A typical protein contains about 20 different amino acids and its average size is 500 amino acids. The amino acids are arranged in a linear order and it is this sequence of amino acids which gives a protein its individual characteristics. Therefore, the DNA code must be able to generate at least 20 different codes with one code for each amino acid.
If one base (A, T, G or C) coded for one amino acid this could only give four different combinations (words). Two bases could not code for all the required amino acids as there could be only 16 combinations or codes. Three bases coded for an amino acids would have 64 possible combinations which is sufficient to code for 20 amino acids and the corresponding control signals (starts and stops). In practice, what is found are blocks of three bases (called a CODON) which code for each amino acid.
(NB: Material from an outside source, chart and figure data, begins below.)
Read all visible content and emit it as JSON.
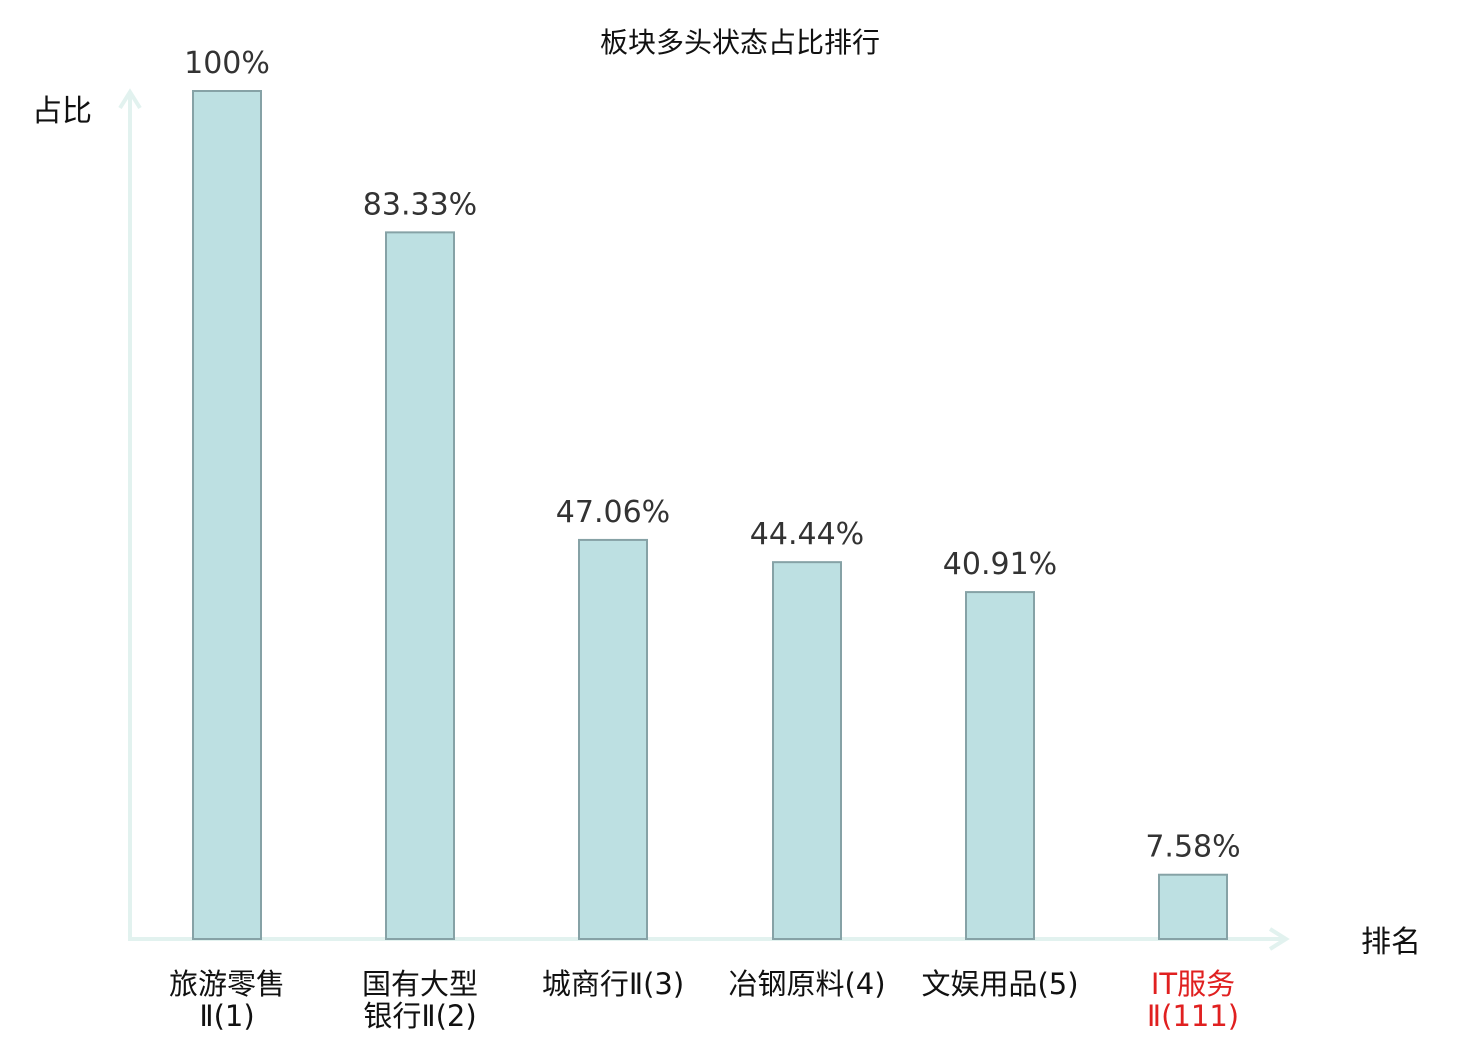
{
  "chart_data": {
    "type": "bar",
    "title": "板块多头状态占比排行",
    "ylabel": "占比",
    "xlabel": "排名",
    "ylim": [
      0,
      100
    ],
    "grid": false,
    "categories": [
      [
        "旅游零售",
        "Ⅱ(1)"
      ],
      [
        "国有大型",
        "银行Ⅱ(2)"
      ],
      [
        "城商行Ⅱ(3)"
      ],
      [
        "冶钢原料(4)"
      ],
      [
        "文娱用品(5)"
      ],
      [
        "IT服务",
        "Ⅱ(111)"
      ]
    ],
    "values": [
      100,
      83.33,
      47.06,
      44.44,
      40.91,
      7.58
    ],
    "value_labels": [
      "100%",
      "83.33%",
      "47.06%",
      "44.44%",
      "40.91%",
      "7.58%"
    ],
    "highlight_index": 5,
    "colors": {
      "bar_fill": "#bde0e2",
      "bar_stroke": "#86a2a6",
      "axis": "#e2f2ef",
      "text": "#111111",
      "value_text": "#333333",
      "highlight_text": "#e02020"
    }
  }
}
The ribosome reads the mRNA which consists of triplets of bases called codons. Each codon codes for a particular amino acid. This codon is matched by a complementary triplet of bases (anti-codon) the tRNA. If the two sets are complementary, the tRNA transfers in attached amino acid to the protein strand and the mRNA is moved up one set of codons and the process continues. When an area of codes are reached called the nonsense codes, the ribsome releases the completed protein.